The Garden City Concept

John Lewis Welwyn

The John Lewis Partnership’s presence in Welwyn Garden City can be traced back a mere 30 years, when the Partnership took over the Welwyn Department Store in 1984.However, in order for the current reader to truly understand this particular acquisition, it is essential to return to the early 1900’s and the ideas of one man, Ebenezer Howard.

‘The garden city’ concept

In the early twentieth century, Ebenezer Howard began to promote his unique model of town planning, doing so in two moderately successful publications. He envisaged a brand new town, offering an outstanding standard of living to residents. The town would provide a landscape that offered the very best of the city environment, including shops, infrastructure and leisure services. Collaboratively, the new town would also offer the best of the countryside, allowing for green expanses to surround the town, in a belt of absolute permanency. Residents could therefore enjoy the best of both ways of life.
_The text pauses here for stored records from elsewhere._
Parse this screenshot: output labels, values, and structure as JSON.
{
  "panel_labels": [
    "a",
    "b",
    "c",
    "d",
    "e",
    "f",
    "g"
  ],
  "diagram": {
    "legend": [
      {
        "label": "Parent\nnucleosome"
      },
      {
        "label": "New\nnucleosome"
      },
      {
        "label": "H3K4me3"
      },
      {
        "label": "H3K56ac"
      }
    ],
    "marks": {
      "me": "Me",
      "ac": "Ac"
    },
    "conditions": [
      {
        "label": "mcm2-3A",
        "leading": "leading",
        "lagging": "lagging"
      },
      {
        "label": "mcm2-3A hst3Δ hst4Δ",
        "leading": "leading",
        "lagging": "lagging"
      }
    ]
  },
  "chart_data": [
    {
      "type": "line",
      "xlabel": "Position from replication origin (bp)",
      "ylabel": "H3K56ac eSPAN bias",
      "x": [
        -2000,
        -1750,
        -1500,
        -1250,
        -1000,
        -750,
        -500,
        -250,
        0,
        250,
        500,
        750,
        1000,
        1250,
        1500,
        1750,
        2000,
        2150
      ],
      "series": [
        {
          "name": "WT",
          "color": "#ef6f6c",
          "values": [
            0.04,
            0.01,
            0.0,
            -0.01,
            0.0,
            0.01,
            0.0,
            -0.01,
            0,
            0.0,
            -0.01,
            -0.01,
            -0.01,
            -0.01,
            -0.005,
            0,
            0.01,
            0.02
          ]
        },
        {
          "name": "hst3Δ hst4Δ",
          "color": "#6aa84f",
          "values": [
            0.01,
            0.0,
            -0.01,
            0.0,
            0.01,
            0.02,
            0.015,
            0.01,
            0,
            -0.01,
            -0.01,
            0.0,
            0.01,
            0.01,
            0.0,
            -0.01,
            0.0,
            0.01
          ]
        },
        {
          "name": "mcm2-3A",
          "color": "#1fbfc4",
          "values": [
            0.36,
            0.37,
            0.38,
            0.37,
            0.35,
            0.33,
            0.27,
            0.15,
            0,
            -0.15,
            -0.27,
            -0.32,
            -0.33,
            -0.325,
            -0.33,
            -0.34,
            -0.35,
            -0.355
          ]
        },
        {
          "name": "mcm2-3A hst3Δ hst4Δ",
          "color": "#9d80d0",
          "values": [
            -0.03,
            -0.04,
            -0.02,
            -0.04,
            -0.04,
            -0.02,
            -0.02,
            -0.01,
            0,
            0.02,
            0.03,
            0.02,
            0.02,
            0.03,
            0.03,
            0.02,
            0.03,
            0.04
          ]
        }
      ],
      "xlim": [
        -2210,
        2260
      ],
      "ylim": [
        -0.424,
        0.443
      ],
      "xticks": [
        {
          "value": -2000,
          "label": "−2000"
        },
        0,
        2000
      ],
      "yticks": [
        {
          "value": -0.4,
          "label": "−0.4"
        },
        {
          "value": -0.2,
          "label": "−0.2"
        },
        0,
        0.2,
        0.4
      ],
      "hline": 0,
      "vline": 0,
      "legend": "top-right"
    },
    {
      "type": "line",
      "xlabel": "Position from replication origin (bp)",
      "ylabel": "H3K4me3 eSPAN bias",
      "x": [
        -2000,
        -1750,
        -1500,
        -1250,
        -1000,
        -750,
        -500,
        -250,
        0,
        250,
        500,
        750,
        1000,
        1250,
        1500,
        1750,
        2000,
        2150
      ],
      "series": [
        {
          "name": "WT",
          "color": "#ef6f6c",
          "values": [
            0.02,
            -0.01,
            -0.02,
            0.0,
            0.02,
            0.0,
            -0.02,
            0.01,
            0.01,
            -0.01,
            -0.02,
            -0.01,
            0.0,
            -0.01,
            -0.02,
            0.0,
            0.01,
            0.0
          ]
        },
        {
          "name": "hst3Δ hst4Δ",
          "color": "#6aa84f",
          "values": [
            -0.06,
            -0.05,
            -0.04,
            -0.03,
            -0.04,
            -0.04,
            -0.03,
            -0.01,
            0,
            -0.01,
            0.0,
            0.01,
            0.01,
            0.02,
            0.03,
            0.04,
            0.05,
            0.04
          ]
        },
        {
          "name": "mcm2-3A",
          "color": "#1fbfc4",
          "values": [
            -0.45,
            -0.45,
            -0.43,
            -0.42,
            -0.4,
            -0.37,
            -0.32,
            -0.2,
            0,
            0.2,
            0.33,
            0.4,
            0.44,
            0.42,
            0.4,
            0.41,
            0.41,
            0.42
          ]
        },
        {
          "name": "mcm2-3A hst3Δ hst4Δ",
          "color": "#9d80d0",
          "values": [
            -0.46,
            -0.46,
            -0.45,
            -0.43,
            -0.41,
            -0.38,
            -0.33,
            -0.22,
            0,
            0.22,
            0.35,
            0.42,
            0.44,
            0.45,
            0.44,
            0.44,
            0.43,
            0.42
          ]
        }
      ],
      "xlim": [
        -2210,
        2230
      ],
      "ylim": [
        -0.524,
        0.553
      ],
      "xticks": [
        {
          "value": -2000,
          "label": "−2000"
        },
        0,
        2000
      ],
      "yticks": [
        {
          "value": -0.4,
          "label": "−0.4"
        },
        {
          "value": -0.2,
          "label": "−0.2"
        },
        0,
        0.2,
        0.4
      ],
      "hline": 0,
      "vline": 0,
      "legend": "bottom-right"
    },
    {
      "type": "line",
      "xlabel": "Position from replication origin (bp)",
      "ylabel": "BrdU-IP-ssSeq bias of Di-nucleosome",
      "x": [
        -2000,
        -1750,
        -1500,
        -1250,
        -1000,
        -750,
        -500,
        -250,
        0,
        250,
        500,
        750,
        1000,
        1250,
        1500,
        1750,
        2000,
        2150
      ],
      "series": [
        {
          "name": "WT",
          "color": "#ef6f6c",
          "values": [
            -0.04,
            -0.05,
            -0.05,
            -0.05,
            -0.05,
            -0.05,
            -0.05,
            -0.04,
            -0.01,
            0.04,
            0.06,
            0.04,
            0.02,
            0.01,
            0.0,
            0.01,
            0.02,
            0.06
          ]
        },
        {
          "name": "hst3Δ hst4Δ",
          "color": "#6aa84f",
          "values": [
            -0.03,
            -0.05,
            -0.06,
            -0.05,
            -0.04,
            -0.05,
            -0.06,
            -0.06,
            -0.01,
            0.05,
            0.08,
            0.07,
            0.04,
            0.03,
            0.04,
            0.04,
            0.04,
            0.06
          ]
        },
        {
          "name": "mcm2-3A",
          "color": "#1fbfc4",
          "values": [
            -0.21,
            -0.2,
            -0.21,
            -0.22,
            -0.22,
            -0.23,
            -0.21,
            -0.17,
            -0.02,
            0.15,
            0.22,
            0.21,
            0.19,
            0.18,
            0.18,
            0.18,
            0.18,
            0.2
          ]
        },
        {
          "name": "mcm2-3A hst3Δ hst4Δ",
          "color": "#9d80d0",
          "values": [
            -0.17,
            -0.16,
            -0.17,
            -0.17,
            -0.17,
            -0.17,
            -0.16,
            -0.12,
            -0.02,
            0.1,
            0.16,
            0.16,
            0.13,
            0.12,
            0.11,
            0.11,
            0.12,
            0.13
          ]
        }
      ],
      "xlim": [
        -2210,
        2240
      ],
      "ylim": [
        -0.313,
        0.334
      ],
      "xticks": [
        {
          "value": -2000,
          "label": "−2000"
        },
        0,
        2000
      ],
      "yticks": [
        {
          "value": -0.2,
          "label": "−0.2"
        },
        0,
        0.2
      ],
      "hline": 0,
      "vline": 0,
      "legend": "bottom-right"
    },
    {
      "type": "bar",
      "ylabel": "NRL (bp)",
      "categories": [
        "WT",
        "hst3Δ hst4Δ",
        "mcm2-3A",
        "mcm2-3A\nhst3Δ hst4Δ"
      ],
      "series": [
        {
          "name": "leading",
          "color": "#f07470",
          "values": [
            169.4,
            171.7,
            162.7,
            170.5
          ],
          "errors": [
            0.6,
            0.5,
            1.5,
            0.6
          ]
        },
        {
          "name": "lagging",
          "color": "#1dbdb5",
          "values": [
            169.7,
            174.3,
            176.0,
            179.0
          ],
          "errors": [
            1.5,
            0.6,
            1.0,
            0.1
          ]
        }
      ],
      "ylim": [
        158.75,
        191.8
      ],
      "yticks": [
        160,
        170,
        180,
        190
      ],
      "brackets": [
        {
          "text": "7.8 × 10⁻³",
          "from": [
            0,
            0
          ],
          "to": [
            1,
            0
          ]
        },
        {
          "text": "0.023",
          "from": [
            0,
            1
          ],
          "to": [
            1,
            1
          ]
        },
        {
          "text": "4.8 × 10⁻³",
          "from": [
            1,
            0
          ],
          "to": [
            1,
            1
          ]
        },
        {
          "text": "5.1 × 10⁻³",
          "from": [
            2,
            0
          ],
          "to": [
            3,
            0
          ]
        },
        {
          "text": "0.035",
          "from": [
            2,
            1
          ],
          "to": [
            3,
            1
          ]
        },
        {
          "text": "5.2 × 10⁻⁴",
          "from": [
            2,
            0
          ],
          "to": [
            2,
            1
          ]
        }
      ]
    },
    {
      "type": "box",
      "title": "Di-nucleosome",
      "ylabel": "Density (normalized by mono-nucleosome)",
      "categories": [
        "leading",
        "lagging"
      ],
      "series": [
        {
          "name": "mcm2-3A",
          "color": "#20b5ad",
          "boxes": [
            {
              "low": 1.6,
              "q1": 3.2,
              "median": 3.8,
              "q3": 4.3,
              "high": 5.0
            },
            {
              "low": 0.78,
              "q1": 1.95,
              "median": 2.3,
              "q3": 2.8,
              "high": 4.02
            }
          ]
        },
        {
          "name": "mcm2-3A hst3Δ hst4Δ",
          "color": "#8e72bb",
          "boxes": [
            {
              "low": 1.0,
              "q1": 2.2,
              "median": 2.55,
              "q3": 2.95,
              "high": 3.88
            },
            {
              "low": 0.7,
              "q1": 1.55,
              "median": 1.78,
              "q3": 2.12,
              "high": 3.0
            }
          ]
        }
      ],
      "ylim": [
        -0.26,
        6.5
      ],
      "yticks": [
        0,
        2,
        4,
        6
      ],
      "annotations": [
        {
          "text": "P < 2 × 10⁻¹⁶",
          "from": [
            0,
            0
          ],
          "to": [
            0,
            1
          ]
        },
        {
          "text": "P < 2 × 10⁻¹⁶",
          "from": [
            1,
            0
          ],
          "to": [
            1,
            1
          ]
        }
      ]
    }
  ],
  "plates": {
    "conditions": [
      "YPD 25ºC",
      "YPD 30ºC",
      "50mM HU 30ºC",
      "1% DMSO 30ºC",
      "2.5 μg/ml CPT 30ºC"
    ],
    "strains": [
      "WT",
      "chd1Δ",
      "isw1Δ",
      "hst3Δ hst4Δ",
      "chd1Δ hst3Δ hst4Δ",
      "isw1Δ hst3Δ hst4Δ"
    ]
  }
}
Self sufficiency would be the ultimate goal of the town, and once the population capacity was reached, then the next ‘Garden City’ could be built.

Letchworth

Following financial backing by a number of intrigued supporters, Howard began building his first Garden City at Letchworth, completed in 1903. It was certainly successful, but it was by no means the town of the future that Howard dreamed of creating. Subsequently, he went on the hunt for a bigger project.

A stroke of good fortune

Thankfully for Howard, an opportunity finally presented itself at the end of the Great War in 1919, when a substantial piece of land became available between Hatfield and Welwyn. With the financial backing in place and the plans to boot, Welwyn Garden City was born.